Je suis seule dans le jardin de l’abbaye.
Josiane
Du bassin aux nénuphars, les souvenirs affleurent.
Maurice désigne de sa bêche des fleurs qui ont poussé dans son jardin : « Ce sont des primevères » dit-il.
Ses yeux de vieux monsieur brillent.
Les primevères apparaissent au tout début du printemps.
Il fait encore frais.
Ce sont de petites fleurs très modestes mais elles annoncent les beaux jours.

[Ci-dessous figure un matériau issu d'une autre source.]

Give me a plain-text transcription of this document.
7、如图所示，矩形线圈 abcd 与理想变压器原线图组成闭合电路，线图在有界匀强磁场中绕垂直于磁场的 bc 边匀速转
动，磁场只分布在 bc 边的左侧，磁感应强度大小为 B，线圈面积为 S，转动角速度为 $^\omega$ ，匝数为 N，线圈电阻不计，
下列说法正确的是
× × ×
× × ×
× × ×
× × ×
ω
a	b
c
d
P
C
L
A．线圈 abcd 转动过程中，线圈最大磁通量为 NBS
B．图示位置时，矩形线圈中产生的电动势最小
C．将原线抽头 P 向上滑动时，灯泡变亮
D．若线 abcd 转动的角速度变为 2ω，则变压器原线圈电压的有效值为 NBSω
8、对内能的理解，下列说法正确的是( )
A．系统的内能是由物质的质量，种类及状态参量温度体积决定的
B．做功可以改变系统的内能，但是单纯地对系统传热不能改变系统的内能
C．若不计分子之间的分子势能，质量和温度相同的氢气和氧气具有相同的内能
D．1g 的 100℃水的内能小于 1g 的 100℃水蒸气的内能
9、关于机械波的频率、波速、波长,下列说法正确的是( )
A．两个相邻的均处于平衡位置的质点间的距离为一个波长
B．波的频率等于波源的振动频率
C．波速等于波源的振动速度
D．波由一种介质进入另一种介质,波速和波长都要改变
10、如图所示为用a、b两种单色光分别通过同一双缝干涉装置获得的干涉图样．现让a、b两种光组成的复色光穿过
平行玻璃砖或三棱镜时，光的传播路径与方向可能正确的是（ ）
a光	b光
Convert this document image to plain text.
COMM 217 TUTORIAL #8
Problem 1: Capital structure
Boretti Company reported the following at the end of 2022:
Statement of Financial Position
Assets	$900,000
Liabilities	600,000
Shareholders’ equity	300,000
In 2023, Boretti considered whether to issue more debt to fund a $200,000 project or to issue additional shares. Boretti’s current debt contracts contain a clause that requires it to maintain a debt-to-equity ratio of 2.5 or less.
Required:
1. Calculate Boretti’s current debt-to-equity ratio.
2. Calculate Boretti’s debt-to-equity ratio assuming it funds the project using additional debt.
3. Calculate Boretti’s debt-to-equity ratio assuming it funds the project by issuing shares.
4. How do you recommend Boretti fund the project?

Le passage de l’ombre à la lumière.
Une renaissance.
Une autre renaissance. Il rinascimento. La primavera di Botticelli…
À Florence, la beauté nous enveloppe et panse les plaies.
Notre vieux moi fatigué s’efface et laisse la place à un autre plus frais.
Maurice le savait : sans être jamais allé à Florence, il s’émerveillait chaque année devant la beauté des primevères.
Et aujourd’hui, dans les jardins de l’abbaye, je me dis que peut-être, notre vie a plusieurs printemps, plusieurs passages de l’ombre à la lumière…
D’autres renaissances, d’autres primevères.